My wife, my dogs, my house, my garden, my few remaining physical friends, my beautiful backyard, the stars in the sky, the sun, those long afternoons and evenings spent entirely outside alone and with friends seems to be becoming more and more like background sounds as the internet makes is way more and more into my very private life. Please pardon my over use of the word “more” but the more I am online the more I become isolated from the “very real” things in my life but the more together I become with the people, images, ideas, current events and sounds that are delivered to me through a computer screen. What a paradox!

Even as you are reading this now (chances are that you are reading it on a computer or smart phone), think about everything that you are isolating yourself from at this very moment.

I am trying to be optimistic about the way in which the internet seems to be colonizing our minds and bodies. There is currently a massive sea change taking place in our human relations and the ways in which we spend our time. I realize that at this point it may be an unavoidable sea change and as soon as previous generations and my generation die out, existing in the online world will be the norm. But I can not help but wonder if the paradox that most of us are experiencing at this point in our lives has enormous consequences for our personal freedom, our planet, our mental health, our physical health, our intimate and personal relationships, our imaginations, our backyards, our outdoor afternoons and our pets. It seems to be so that the more and more we are online the more and more we become isolated from all these things.

As we continue to live “part-time” in our immediate environments and relationships and more and more online, I can not help but wonder and feel a bit frightened about what you and I and our society is going to be like twenty years down the line.

But on a more positive note….being online is just so much darn fun for those of us who find ourselves all alone.

6 thoughts on “How To Be Isolated And Together All At The Same Time.

  1. Without falling into some sort of digital dualism (paging Jurgenson) – I find it at least remarkable that this move from the physical or immediate surroundings that you highlight in this article really follows a type of Cartesian separation. By that I mean, we get all the ideas of all these material, physical entities on our screens MINUS the actual entity that produced said material – without having all the clumsy, awkward, embodied presence of that person. Like stated in the beginning, I don’t want to get mired in authenticity or “realness” or whatever, because I think the internet and physical life are both real and I’m on board with Jurgenson (augmented reality) – but I think it’s interesting to wonder, phenomenologically, how we’re engaging with one another, especially when the engagement becomes more and more disembodied.

  2. Randall!
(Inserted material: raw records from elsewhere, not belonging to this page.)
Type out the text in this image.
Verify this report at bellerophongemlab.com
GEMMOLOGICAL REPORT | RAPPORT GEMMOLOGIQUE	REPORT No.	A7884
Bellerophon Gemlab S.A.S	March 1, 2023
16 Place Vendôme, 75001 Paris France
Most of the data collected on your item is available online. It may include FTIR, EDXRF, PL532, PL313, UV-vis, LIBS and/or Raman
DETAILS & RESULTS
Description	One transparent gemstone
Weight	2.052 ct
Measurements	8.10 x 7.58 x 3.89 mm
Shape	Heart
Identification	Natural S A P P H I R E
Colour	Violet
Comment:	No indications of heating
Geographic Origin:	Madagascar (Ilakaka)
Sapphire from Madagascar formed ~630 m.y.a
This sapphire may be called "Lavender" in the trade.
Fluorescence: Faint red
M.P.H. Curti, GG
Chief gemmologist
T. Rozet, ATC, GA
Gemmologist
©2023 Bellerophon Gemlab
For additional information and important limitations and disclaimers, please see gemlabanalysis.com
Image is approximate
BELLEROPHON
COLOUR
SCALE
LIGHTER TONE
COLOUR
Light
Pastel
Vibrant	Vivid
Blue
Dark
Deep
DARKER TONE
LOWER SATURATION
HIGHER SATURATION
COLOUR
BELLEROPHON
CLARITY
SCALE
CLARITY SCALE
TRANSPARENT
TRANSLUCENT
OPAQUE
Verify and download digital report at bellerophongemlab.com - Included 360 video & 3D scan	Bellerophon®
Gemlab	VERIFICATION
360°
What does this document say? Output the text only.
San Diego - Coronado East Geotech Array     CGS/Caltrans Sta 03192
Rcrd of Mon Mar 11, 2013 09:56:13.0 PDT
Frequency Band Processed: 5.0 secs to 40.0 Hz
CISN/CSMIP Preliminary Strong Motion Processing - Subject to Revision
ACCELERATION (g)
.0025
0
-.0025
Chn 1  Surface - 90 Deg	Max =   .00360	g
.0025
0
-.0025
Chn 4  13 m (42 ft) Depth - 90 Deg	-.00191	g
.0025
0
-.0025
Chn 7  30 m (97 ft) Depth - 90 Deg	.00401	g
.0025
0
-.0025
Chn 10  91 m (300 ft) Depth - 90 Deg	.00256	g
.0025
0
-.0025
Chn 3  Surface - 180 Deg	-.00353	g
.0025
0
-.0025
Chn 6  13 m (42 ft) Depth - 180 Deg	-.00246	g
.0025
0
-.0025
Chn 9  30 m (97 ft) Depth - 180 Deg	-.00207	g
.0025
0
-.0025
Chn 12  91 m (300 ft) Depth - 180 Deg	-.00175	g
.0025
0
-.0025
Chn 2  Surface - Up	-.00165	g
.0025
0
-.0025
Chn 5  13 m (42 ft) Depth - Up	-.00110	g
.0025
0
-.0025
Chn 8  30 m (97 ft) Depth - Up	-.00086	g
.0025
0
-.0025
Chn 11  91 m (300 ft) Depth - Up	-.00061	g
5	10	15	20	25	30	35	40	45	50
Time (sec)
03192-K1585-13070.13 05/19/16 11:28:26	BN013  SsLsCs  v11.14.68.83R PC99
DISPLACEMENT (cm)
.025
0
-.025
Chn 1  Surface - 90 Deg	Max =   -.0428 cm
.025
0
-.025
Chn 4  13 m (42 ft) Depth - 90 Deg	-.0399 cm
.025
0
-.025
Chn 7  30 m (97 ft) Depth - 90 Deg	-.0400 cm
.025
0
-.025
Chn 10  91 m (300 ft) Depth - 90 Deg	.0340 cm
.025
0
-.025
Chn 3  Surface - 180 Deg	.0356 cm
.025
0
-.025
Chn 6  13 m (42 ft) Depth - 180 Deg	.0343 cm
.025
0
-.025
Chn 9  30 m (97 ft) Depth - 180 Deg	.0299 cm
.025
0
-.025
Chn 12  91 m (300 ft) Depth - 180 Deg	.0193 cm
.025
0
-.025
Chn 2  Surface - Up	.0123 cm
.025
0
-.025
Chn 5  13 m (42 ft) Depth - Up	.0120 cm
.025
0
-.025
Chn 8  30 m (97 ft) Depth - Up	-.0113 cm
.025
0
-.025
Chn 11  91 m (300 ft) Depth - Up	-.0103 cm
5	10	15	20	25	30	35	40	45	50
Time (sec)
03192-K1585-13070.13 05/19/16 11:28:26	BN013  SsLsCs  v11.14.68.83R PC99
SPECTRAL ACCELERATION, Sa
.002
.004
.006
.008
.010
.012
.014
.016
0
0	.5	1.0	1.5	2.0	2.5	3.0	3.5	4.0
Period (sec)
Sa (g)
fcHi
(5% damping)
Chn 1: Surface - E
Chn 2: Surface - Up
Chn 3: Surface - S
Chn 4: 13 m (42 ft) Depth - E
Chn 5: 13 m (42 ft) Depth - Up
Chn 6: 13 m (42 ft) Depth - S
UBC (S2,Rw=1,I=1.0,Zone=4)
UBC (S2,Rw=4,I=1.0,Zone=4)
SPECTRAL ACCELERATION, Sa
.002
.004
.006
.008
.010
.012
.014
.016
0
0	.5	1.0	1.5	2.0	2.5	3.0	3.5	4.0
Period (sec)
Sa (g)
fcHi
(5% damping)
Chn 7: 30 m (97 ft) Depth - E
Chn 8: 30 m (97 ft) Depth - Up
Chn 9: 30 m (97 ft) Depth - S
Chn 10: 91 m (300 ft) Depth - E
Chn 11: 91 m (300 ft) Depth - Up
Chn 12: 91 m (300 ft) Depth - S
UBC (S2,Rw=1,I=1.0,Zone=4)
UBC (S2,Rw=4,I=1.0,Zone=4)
It’s Sigi your old coworker from Water! Someone posted your blog on my Facebook feed and I saw your eyes and I was like… I know that guy!!! So happy to see you are doing well, you have a beautiful wife!!! Wonderful writing.

  3. At the end, you seem to be applying that you are alone a lot. I don’t understand this, coming from a married person. I have friends, but am single, live alone and can go days without speaking to or seeing someone I know. I have a dog, but she doesn’t make for good conversation. My point is, if you qualify as “alone,” I have no idea what to call myself. Or maybe you’re just stating that on occasion, you find yourself all alone. I guess there are people for whom this is a rare thing. It’s just such a foreign idea to me.
    -j

    1. Thanks for your comment J. I suppose you are right. Maybe “alone” is a kind of continuum and I am on the lower side of it. Is one still alone if they are not lonely? Maybe when one is alone and lonely that is more like isolation? Can a person be alone and not alone at the same time? I think so but there are certainly degrees of loneliness I think.